Portrait 1.

sifoell

Christian est un petit bonhomme de soixante ans, tout nouveau retraité, qui n'a jamais du beaucoup travaillé. Vingt ans de rue et probablement plus d'alcoolisme.

Quand il vient nous rendre visite, je ne peux m'empêcher de sourire. Il se ramène de sa démarche trébuchante, titubante, valsante, marchant comme un cowboy les mains en avant, nous prévenant d'un geste qu'il est un peu... bourré.

Je ne l'ai jamais vu "un peu bourré", et me demande donc ce que cela pourrait être s'il l'était beaucoup.

Il parle de sa rue comme d'une amoureuse, comme d'une maman. "La rue, c'est ma mère et je l'embrasse", nous déclame-t-il parfois avec sa gouaille et sa voix erraillée à trop chanter ou trop gueuler.
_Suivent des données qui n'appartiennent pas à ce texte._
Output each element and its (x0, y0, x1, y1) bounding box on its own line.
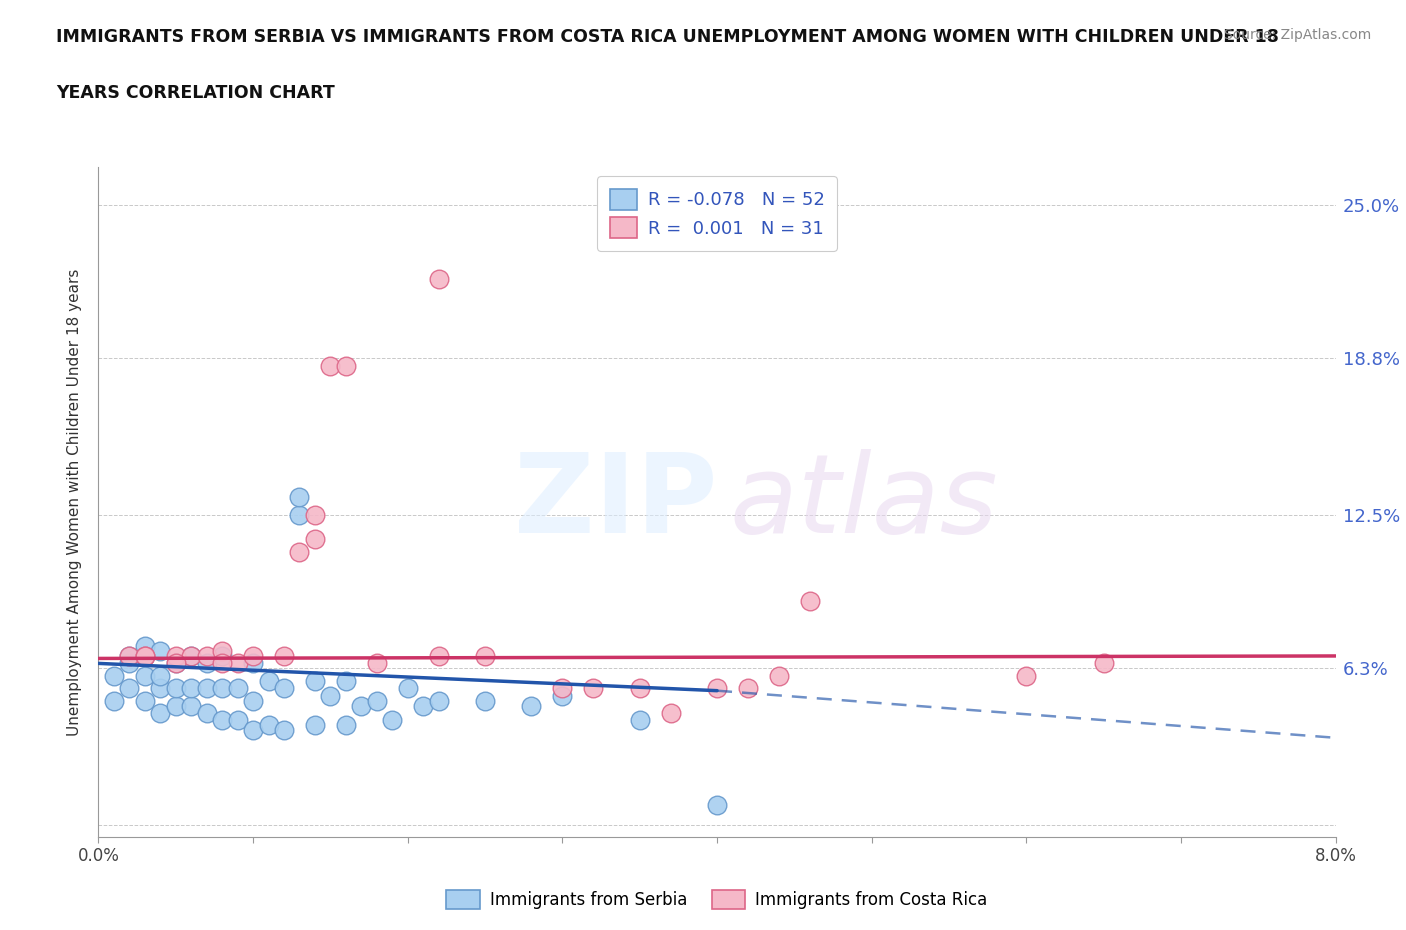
Point (335, 718, 357, 733)
Point (427, 648, 450, 663)
Point (103, 693, 125, 708)
Point (304, 507, 326, 522)
Text: Source: ZipAtlas.com: Source: ZipAtlas.com (1223, 28, 1371, 42)
Point (165, 656, 187, 671)
Point (118, 656, 141, 671)
Point (366, 693, 388, 708)
Point (165, 648, 187, 663)
Point (628, 681, 651, 696)
Point (242, 693, 264, 708)
Point (134, 648, 156, 663)
Point (319, 358, 342, 373)
Point (706, 797, 728, 812)
Point (242, 648, 264, 663)
Point (273, 723, 295, 737)
Point (319, 688, 342, 703)
Y-axis label: Unemployment Among Women with Children Under 18 years: Unemployment Among Women with Children U… (67, 269, 83, 736)
Point (180, 698, 202, 713)
Point (149, 706, 172, 721)
Point (427, 272, 450, 286)
Text: YEARS CORRELATION CHART: YEARS CORRELATION CHART (56, 84, 335, 101)
Point (335, 358, 357, 373)
Point (134, 639, 156, 654)
Point (799, 594, 821, 609)
Point (211, 648, 233, 663)
Point (242, 723, 264, 737)
Point (242, 656, 264, 671)
Point (304, 673, 326, 688)
Point (304, 718, 326, 733)
Point (335, 673, 357, 688)
Point (366, 656, 388, 671)
Point (211, 644, 233, 658)
Point (149, 669, 172, 684)
Point (1015, 669, 1038, 684)
Text: IMMIGRANTS FROM SERBIA VS IMMIGRANTS FROM COSTA RICA UNEMPLOYMENT AMONG WOMEN WI: IMMIGRANTS FROM SERBIA VS IMMIGRANTS FRO… (56, 28, 1279, 46)
Legend: Immigrants from Serbia, Immigrants from Costa Rica: Immigrants from Serbia, Immigrants from … (440, 884, 994, 916)
Point (118, 648, 141, 663)
Point (211, 713, 233, 728)
Point (768, 669, 790, 684)
Point (118, 648, 141, 663)
Point (180, 681, 202, 696)
Point (165, 681, 187, 696)
Point (180, 648, 202, 663)
Point (134, 648, 156, 663)
Point (180, 648, 202, 663)
Point (474, 648, 496, 663)
Point (195, 681, 218, 696)
Point (659, 706, 682, 721)
Point (273, 648, 295, 663)
Point (195, 656, 218, 671)
Point (551, 681, 574, 696)
Point (195, 648, 218, 663)
Point (350, 698, 373, 713)
Point (737, 681, 759, 696)
Point (226, 713, 249, 728)
Point (165, 698, 187, 713)
Point (211, 656, 233, 671)
Point (1092, 656, 1115, 671)
Point (304, 532, 326, 547)
Point (149, 681, 172, 696)
Point (149, 644, 172, 658)
Point (134, 693, 156, 708)
Text: atlas: atlas (730, 448, 998, 556)
Point (396, 681, 419, 696)
Text: ZIP: ZIP (513, 448, 717, 556)
Point (226, 656, 249, 671)
Point (288, 544, 311, 559)
Point (582, 681, 605, 696)
Point (628, 713, 651, 728)
Point (118, 681, 141, 696)
Point (288, 507, 311, 522)
Point (520, 698, 543, 713)
Point (551, 688, 574, 703)
Point (257, 718, 280, 733)
Point (427, 693, 450, 708)
Point (474, 693, 496, 708)
Point (273, 681, 295, 696)
Point (257, 673, 280, 688)
Point (381, 713, 404, 728)
Point (226, 681, 249, 696)
Point (103, 669, 125, 684)
Point (134, 669, 156, 684)
Point (134, 648, 156, 663)
Point (211, 681, 233, 696)
Point (706, 681, 728, 696)
Point (195, 706, 218, 721)
Point (165, 656, 187, 671)
Point (412, 698, 434, 713)
Point (288, 490, 311, 505)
Il vient toujours manger au premier service, à midi, et se réfugie dans le coin téléphone sur une chaise, croise loin devant lui ses jambes, croise les bras et s'assoupit, la tête reposant sur le côté. Il reste là quelques heures, impossible de le réveiller. Ses nuits sont difficiles, vaut mieux le laisser dormir sinon il éructe de colère, montre le poing et braille tout ce qu'il peut quelques phrases incompréhensibles, avec cette voix qui n'en est plus une.

Je me demande ce qu'il vient chercher ici, dans ce centre proposant une restauration. C'est aussi une question que je me pose pour chacun des accueillis, ils sont tous tellement différents avec plus ou moins de problèmes et plus ou moins de demandes. Quatre morceaux de pain, quelques copains et de la chaleur humaine, avant de repartir titubant affronter la vie à la rue, choisie et subie.